Reading Large Files (chunksize, nrows, skiprows)
When a file is too large to fit in memory, or you only need a sample, these parameters help.
Preview the first N rows
# Load only the first 1,000 rows for exploration
df_sample = pd.read_csv("big_file.csv", nrows=1000)Stream in chunks
# Process 100,000 rows at a time
chunk_iter = pd.read_csv("big_file.csv", chunksize=100_000)
results = []
for chunk in chunk_iter:
filtered = chunk[chunk["status"] == "active"]
results.append(filtered)
df = pd.concat(results, ignore_index=True)Skip rows
# Skip the first 5 rows (e.g., metadata or comments)
df = pd.read_csv("data.csv", skiprows=5)
# Skip specific rows by index
df = pd.read_csv("data.csv", skiprows=[0, 2, 4])
# Skip rows using a condition (skip all odd rows)
df = pd.read_csv("data.csv", skiprows=lambda i: i > 0 and i % 2 == 1)Combined strategy for very large files
df = pd.read_csv(
"huge_file.csv",
usecols=["user_id", "event", "timestamp"],
dtype={"user_id": "int32", "event": "category"},
parse_dates=["timestamp"],
engine="pyarrow",
dtype_backend="pyarrow",
)Engine Selection: C vs Python vs PyArrow
Pandas offers three parsing engines, each with different tradeoffs.
Performance Comparison
| Engine | Speed | Memory | Regex sep | Auto-detect sep | PyArrow dtypes | Best For |
|---|---|---|---|---|---|---|
'c' (default) | Fast | Moderate | No | No | No | Standard CSV files |
'python' | Slow | High | Yes | Yes | No | Irregular formats, regex delimiters |
'pyarrow' | Fastest | Low | No | No | Yes | Large files, Pandas 2.0+ |
Benchmark: 1 GB CSV file with 10 million rows
| Engine + Configuration | Load Time | Peak Memory |
|---|---|---|
engine='c' (default) | 18.2s | 3.8 GB |
engine='c' + dtype specified | 14.6s | 2.9 GB |
engine='pyarrow' | 6.1s | 2.4 GB |
engine='pyarrow' + dtype_backend='pyarrow' | 5.3s | 1.6 GB |
The PyArrow engine is the best choice for most workloads in 2026. It requires pyarrow to be installed (pip install pyarrow).
# Fastest configuration for large files
df = pd.read_csv(
"large_data.csv",
engine="pyarrow",
dtype_backend="pyarrow",
)Note: The PyArrow engine does not support all parameters. Specifically, it does not support converters, on_bad_lines='warn', regex sep, or skipfooter. Fall back to the C or Python engine when you need those features.
Reading Compressed Files
Pandas can read compressed CSV files directly without manual decompression. By default, it infers the compression from the file extension.
# Gzip -- most common for large CSV files
df = pd.read_csv("data.csv.gz")
# Zip archive (reads the first file inside the archive)
df = pd.read_csv("data.zip")
# Bzip2
df = pd.read_csv("data.csv.bz2")
# Zstandard (fast compression/decompression)
df = pd.read_csv("data.csv.zst")
# Explicit compression when extension does not match
df = pd.read_csv("data.dat", compression="gzip")Reading compressed files is slightly slower than uncompressed due to decompression overhead, but the reduced disk I/O usually compensates.
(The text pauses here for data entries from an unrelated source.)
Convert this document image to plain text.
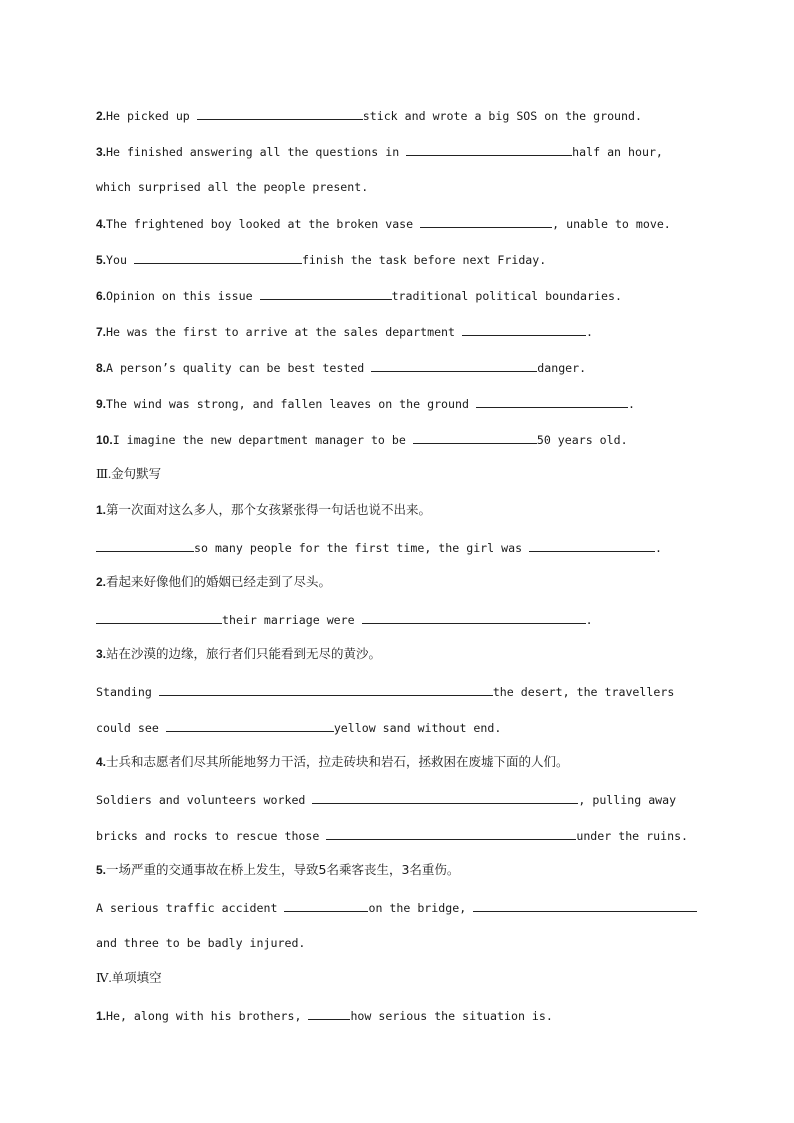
2.He picked up	stick and wrote a big SOS on the ground.
3.He finished answering all the questions in	half an hour,
which surprised all the people present.
4.The frightened boy looked at the broken vase	, unable to move.
5.You	finish the task before next Friday.
6.Opinion on this issue	traditional political boundaries.
7.He was the first to arrive at the sales department	.
8.A person’s quality can be best tested	danger.
9.The wind was strong, and fallen leaves on the ground	.
10.I imagine the new department manager to be	50 years old.
Ⅲ.金句默写
1.第一次面对这么多人，那个女孩紧张得一句话也说不出来。
so many people for the first time, the girl was	.
2.看起来好像他们的婚姻已经走到了尽头。
their marriage were	.
3.站在沙漠的边缘，旅行者们只能看到无尽的黄沙。
Standing	the desert, the travellers
could see	yellow sand without end.
4.士兵和志愿者们尽其所能地努力干活，拉走砖块和岩石，拯救困在废墟下面的人们。
Soldiers and volunteers worked	, pulling away
bricks and rocks to rescue those	under the ruins.
5.一场严重的交通事故在桥上发生，导致5名乘客丧生，3名重伤。
A serious traffic accident	on the bridge,
and three to be badly injured.
Ⅳ.单项填空
1.He, along with his brothers,	how serious the situation is.
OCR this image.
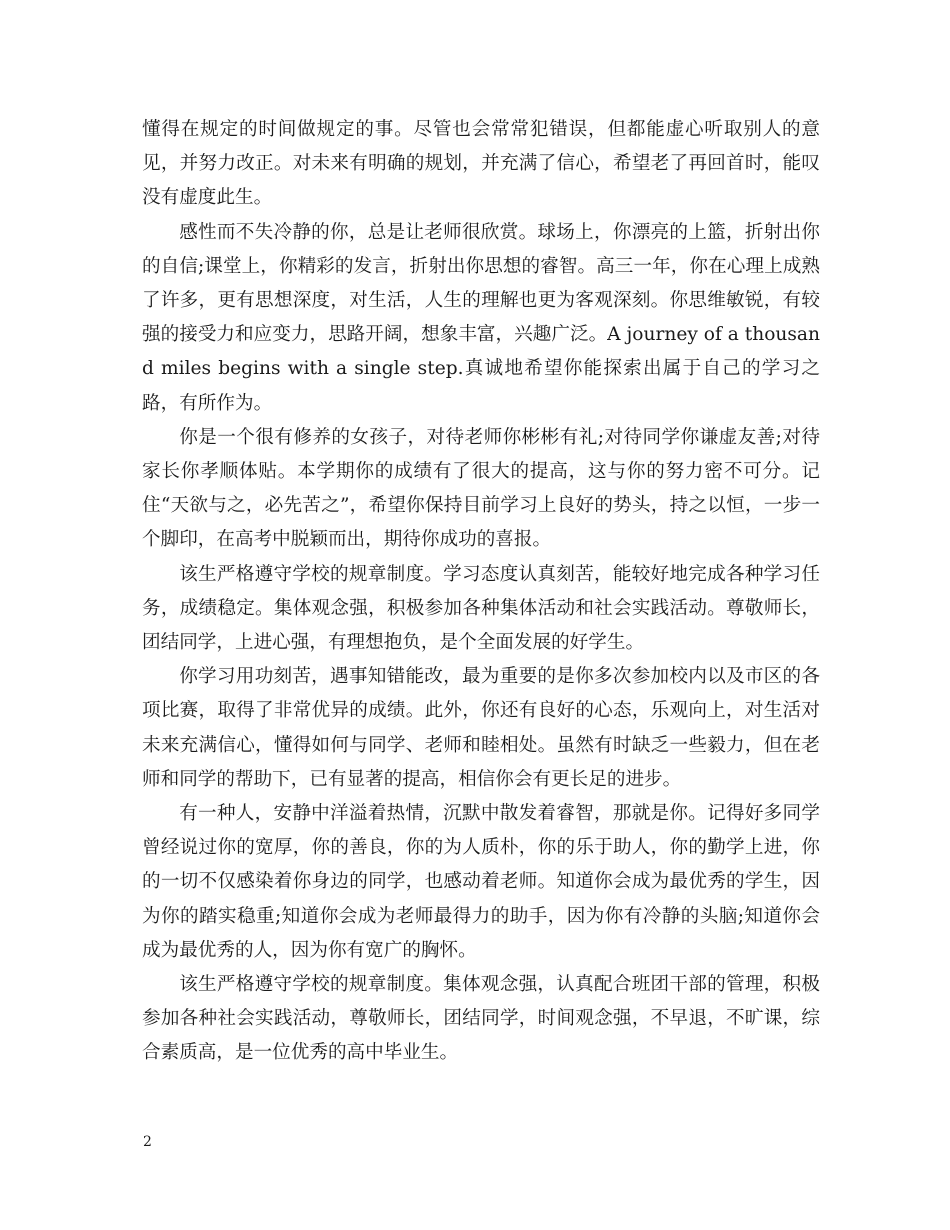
懂得在规定的时间做规定的事。尽管也会常常犯错误，但都能虚心听取别人的意见，并努力改正。对未来有明确的规划，并充满了信心，希望老了再回首时，能叹没有虚度此生。

感性而不失冷静的你，总是让老师很欣赏。球场上，你漂亮的上篮，折射出你的自信;课堂上，你精彩的发言，折射出你思想的睿智。高三一年，你在心理上成熟了许多，更有思想深度，对生活，人生的理解也更为客观深刻。你思维敏锐，有较强的接受力和应变力，思路开阔，想象丰富，兴趣广泛。A journey of a thousand miles begins with a single step.真诚地希望你能探索出属于自己的学习之路，有所作为。

你是一个很有修养的女孩子，对待老师你彬彬有礼;对待同学你谦虚友善;对待家长你孝顺体贴。本学期你的成绩有了很大的提高，这与你的努力密不可分。记住“天欲与之，必先苦之”，希望你保持目前学习上良好的势头，持之以恒，一步一个脚印，在高考中脱颖而出，期待你成功的喜报。

该生严格遵守学校的规章制度。学习态度认真刻苦，能较好地完成各种学习任务，成绩稳定。集体观念强，积极参加各种集体活动和社会实践活动。尊敬师长，团结同学，上进心强，有理想抱负，是个全面发展的好学生。

你学习用功刻苦，遇事知错能改，最为重要的是你多次参加校内以及市区的各项比赛，取得了非常优异的成绩。此外，你还有良好的心态，乐观向上，对生活对未来充满信心，懂得如何与同学、老师和睦相处。虽然有时缺乏一些毅力，但在老师和同学的帮助下，已有显著的提高，相信你会有更长足的进步。

有一种人，安静中洋溢着热情，沉默中散发着睿智，那就是你。记得好多同学曾经说过你的宽厚，你的善良，你的为人质朴，你的乐于助人，你的勤学上进，你的一切不仅感染着你身边的同学，也感动着老师。知道你会成为最优秀的学生，因为你的踏实稳重;知道你会成为老师最得力的助手，因为你有冷静的头脑;知道你会成为最优秀的人，因为你有宽广的胸怀。

该生严格遵守学校的规章制度。集体观念强，认真配合班团干部的管理，积极参加各种社会实践活动，尊敬师长，团结同学，时间观念强，不早退，不旷课，综合素质高，是一位优秀的高中毕业生。

2
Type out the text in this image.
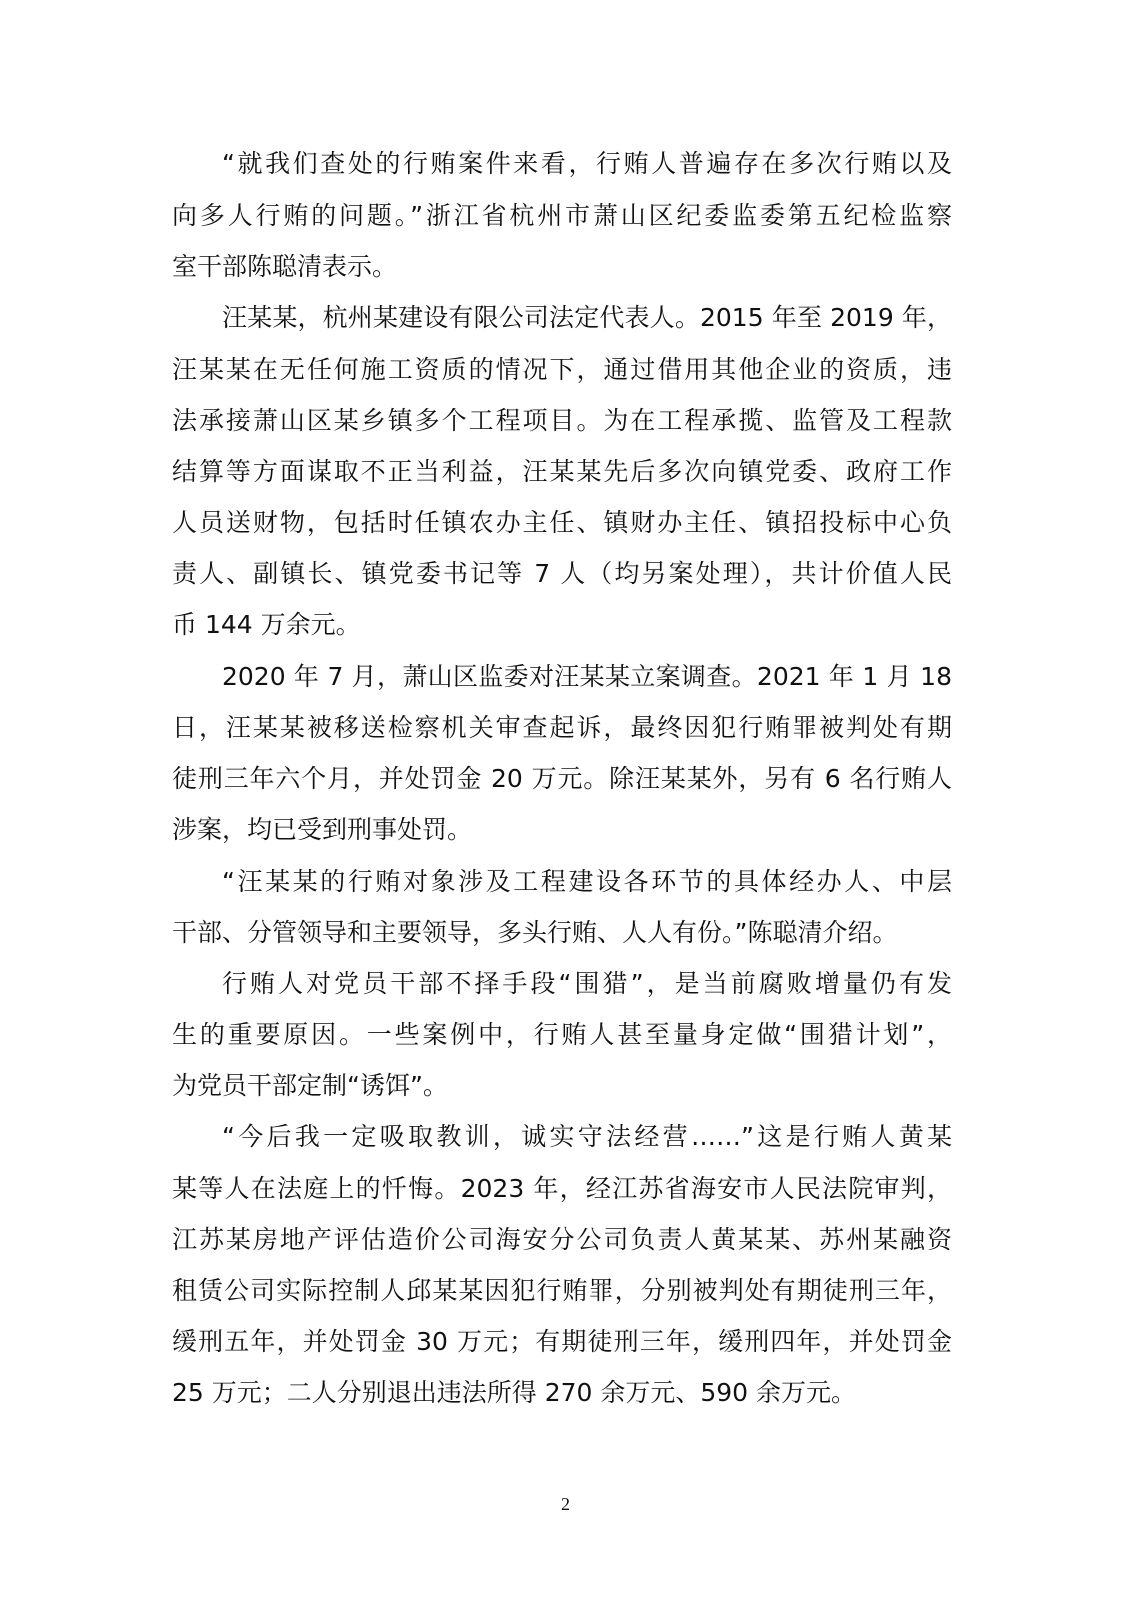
“就我们查处的行贿案件来看，行贿人普遍存在多次行贿以及
向多人行贿的问题。”浙江省杭州市萧山区纪委监委第五纪检监察
室干部陈聪清表示。
汪某某，杭州某建设有限公司法定代表人。2015 年至 2019 年，
汪某某在无任何施工资质的情况下，通过借用其他企业的资质，违
法承接萧山区某乡镇多个工程项目。为在工程承揽、监管及工程款
结算等方面谋取不正当利益，汪某某先后多次向镇党委、政府工作
人员送财物，包括时任镇农办主任、镇财办主任、镇招投标中心负
责人、副镇长、镇党委书记等 7 人（均另案处理），共计价值人民
币 144 万余元。
2020 年 7 月，萧山区监委对汪某某立案调查。2021 年 1 月 18
日，汪某某被移送检察机关审查起诉，最终因犯行贿罪被判处有期
徒刑三年六个月，并处罚金 20 万元。除汪某某外，另有 6 名行贿人
涉案，均已受到刑事处罚。
“汪某某的行贿对象涉及工程建设各环节的具体经办人、中层
干部、分管领导和主要领导，多头行贿、人人有份。”陈聪清介绍。
行贿人对党员干部不择手段“围猎”，是当前腐败增量仍有发
生的重要原因。一些案例中，行贿人甚至量身定做“围猎计划”，
为党员干部定制“诱饵”。
“今后我一定吸取教训，诚实守法经营……”这是行贿人黄某
某等人在法庭上的忏悔。2023 年，经江苏省海安市人民法院审判，
江苏某房地产评估造价公司海安分公司负责人黄某某、苏州某融资
租赁公司实际控制人邱某某因犯行贿罪，分别被判处有期徒刑三年，
缓刑五年，并处罚金 30 万元；有期徒刑三年，缓刑四年，并处罚金
25 万元；二人分别退出违法所得 270 余万元、590 余万元。
2
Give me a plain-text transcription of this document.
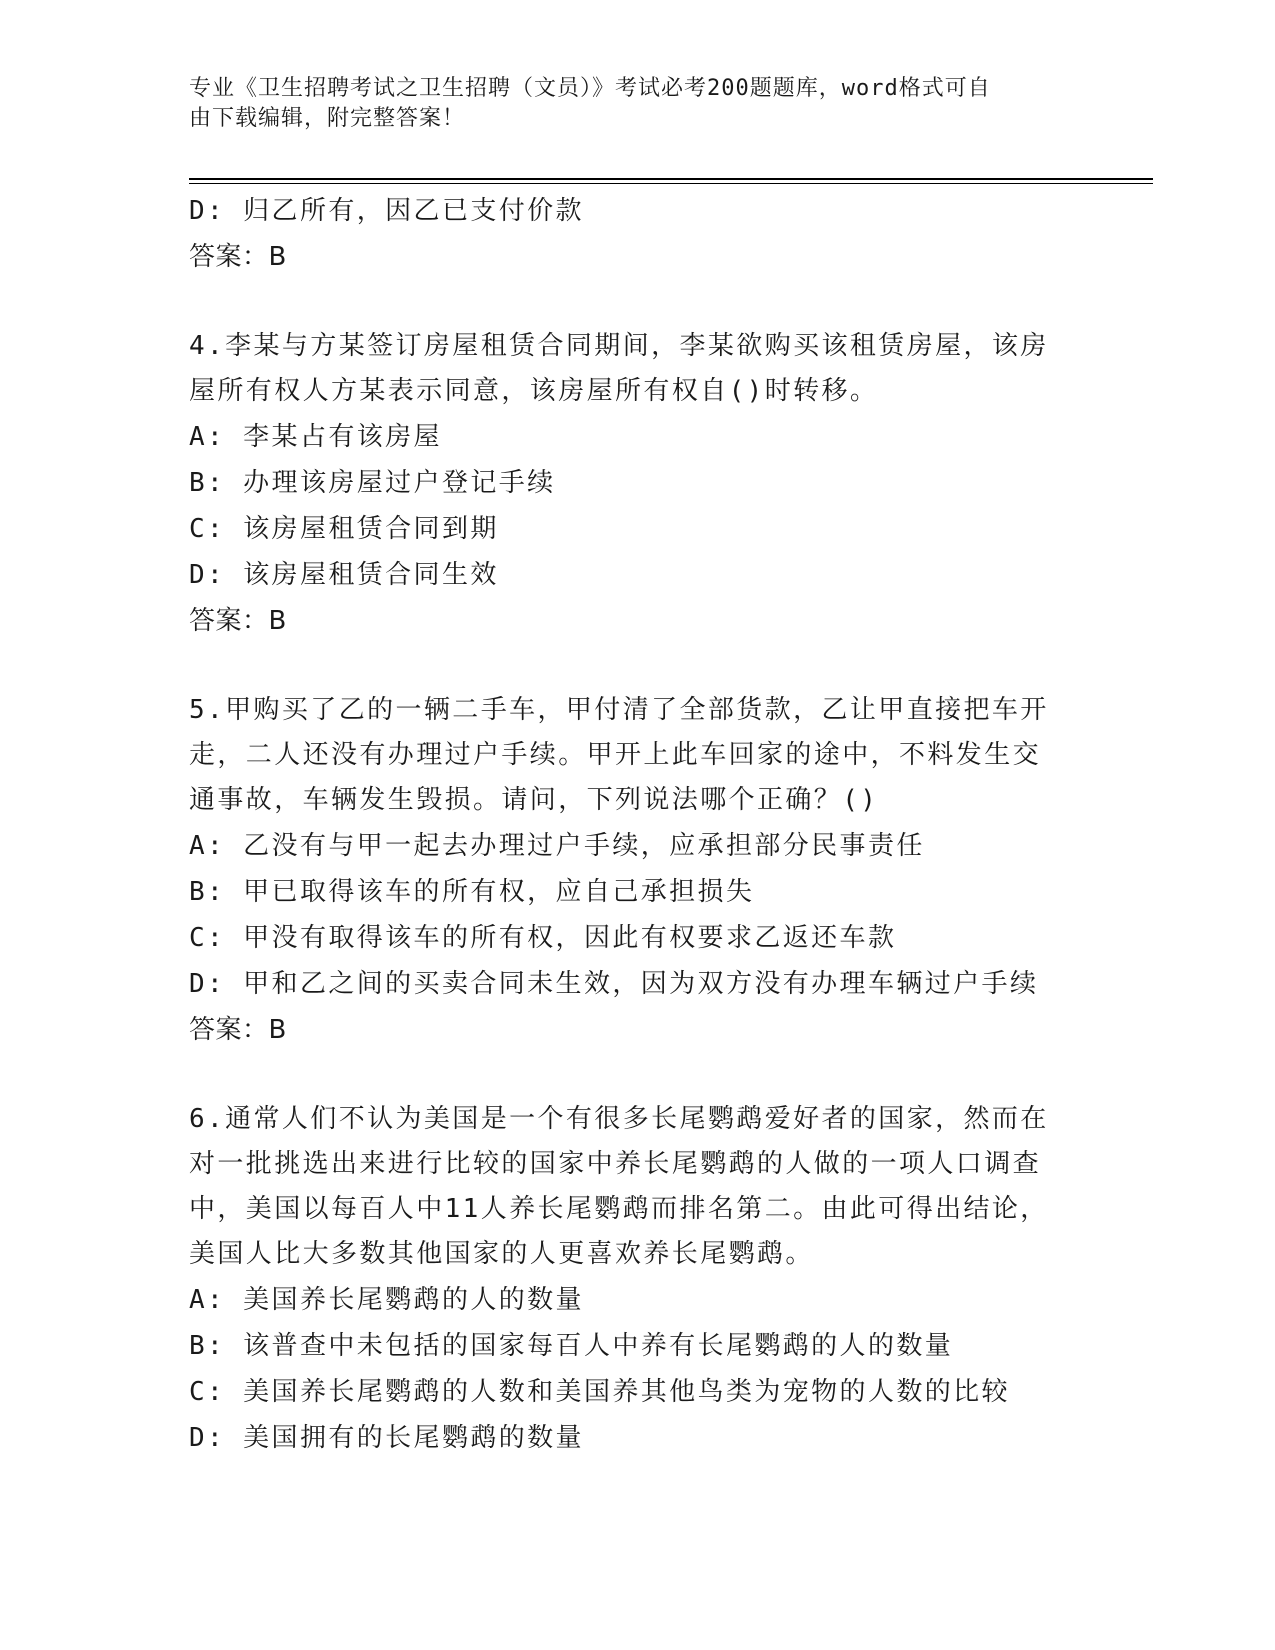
专业《卫生招聘考试之卫生招聘（文员）》考试必考200题题库，word格式可自
由下载编辑，附完整答案！
D: 归乙所有，因乙已支付价款
答案：B
4.李某与方某签订房屋租赁合同期间，李某欲购买该租赁房屋，该房
屋所有权人方某表示同意，该房屋所有权自()时转移。
A: 李某占有该房屋
B: 办理该房屋过户登记手续
C: 该房屋租赁合同到期
D: 该房屋租赁合同生效
答案：B
5.甲购买了乙的一辆二手车，甲付清了全部货款，乙让甲直接把车开
走，二人还没有办理过户手续。甲开上此车回家的途中，不料发生交
通事故，车辆发生毁损。请问，下列说法哪个正确？()
A: 乙没有与甲一起去办理过户手续，应承担部分民事责任
B: 甲已取得该车的所有权，应自己承担损失
C: 甲没有取得该车的所有权，因此有权要求乙返还车款
D: 甲和乙之间的买卖合同未生效，因为双方没有办理车辆过户手续
答案：B
6.通常人们不认为美国是一个有很多长尾鹦鹉爱好者的国家，然而在
对一批挑选出来进行比较的国家中养长尾鹦鹉的人做的一项人口调查
中，美国以每百人中11人养长尾鹦鹉而排名第二。由此可得出结论，
美国人比大多数其他国家的人更喜欢养长尾鹦鹉。
A: 美国养长尾鹦鹉的人的数量
B: 该普查中未包括的国家每百人中养有长尾鹦鹉的人的数量
C: 美国养长尾鹦鹉的人数和美国养其他鸟类为宠物的人数的比较
D: 美国拥有的长尾鹦鹉的数量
For archival storage, gzip or zstandard are strongly recommended.
Reading CSV from URLs
pd.read_csv() accepts any URL that returns CSV content:
# Read directly from a URL
url = "https://raw.githubusercontent.com/datasets/covid-19/main/data/countries-aggregated.csv"
df = pd.read_csv(url)
# Read from S3 (requires s3fs package)
df = pd.read_csv("s3://my-bucket/data/sales.csv")
# Read from Google Cloud Storage (requires gcsfs)
df = pd.read_csv("gs://my-bucket/data/sales.csv")
# Read from Azure Blob Storage (requires adlfs)
df = pd.read_csv("abfs://container@account.dfs.core.windows.net/data.csv")For authentication with cloud storage, install the corresponding filesystem library and configure credentials through environment variables or the library's configuration.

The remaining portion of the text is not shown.